とりあえずやってみる病のお陰で、読書も似たように偏っているので新人賞応募作もこの友達に読んでもらったのだが、それがどうやら心に火をつけてしまったらしい。せっせと小説らしきものを書いているようだ。
「一人称と三人称はどう使い分けるのか」
「時系列を重視すると過去形ばかりが続いてしまうのはどうすればいいのか」
「読み返すたびに書き直してしまうのはどうすればよいか」
などと質問を浴びた。仕方がないので、
「一人称と三人称は――好きなようにしろ。でも概ねどちらかにそろえろ」
「時系列なんてわかればいいんだから気にするな。どうしても嫌なら体言止めを途中に入れてごまかせ」
「読み返す前にとりあえず最後まで書いてしまえ」
と適当に答えてやった。でもそれだけではそのうち私の小説の添削をしてもらえなくなるので、新人賞に応募した原稿の時系列やら人物設定やらプロットを送っておいた。

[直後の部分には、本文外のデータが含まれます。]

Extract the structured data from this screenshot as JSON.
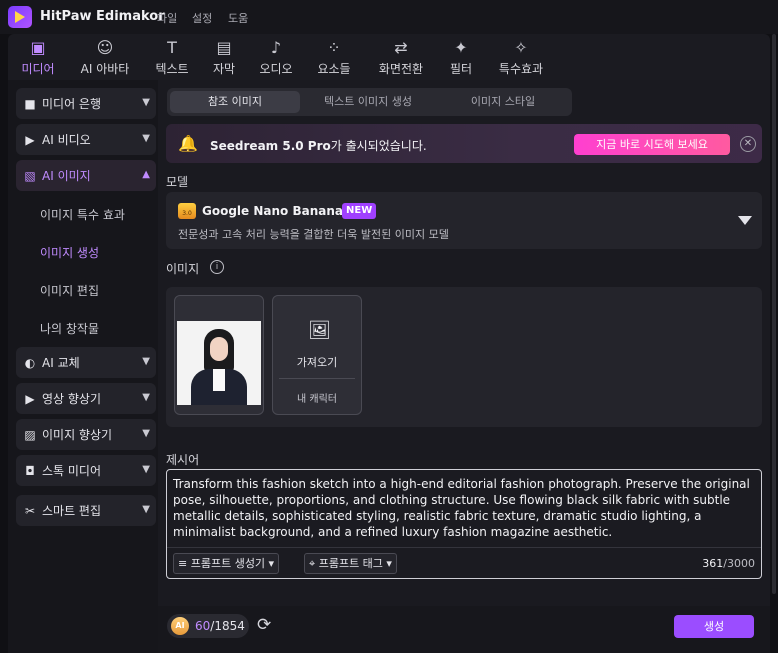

それを見返すと、そこここにこのサイトに投稿した短編に出てくる人物がいるのである。人物は違うがその背景の設定が同じという者もいる。要するにここで確立したキャラクターたちが、長編で活躍している。そういう練習の場に、知らず知らずのうちに短編を書いていたのだなという結論に達した。道理で。長編書くのに詰まったら、こっちに短編書きに来るわけだ、と勝手に納得した。
もう一人、このサイトを教えてくれといってきた人物がいるのだが、
「小説家になろうで検索しろ」といったらそれ以来連絡がない。起動の仕方すらわかっていなかった輩のため、初めて買ったパソコンが無事かどうかが心配である。そもそも漫画すらまともに読まないっていっていたのにどんな心境の変化があったのだろうか。
どちらにしても一人でも文字の世界に興味を持つ人間が地球上に増えるというのは喜ばしいことである。今後もじわじわと蝕んでいってやるぞ、と決意を新たにする。
そうだな、まず手始めにこの辺りのデザートワインたちからはじめるか。近所のヴィンテージ73は、シャルドネが多い。立派な貴腐菌がしっかり繁殖しているようだから、文字の文化に弱い輩も多いだろう――とこの文にくすりと笑えた人はきっと二十歳以上でしょう。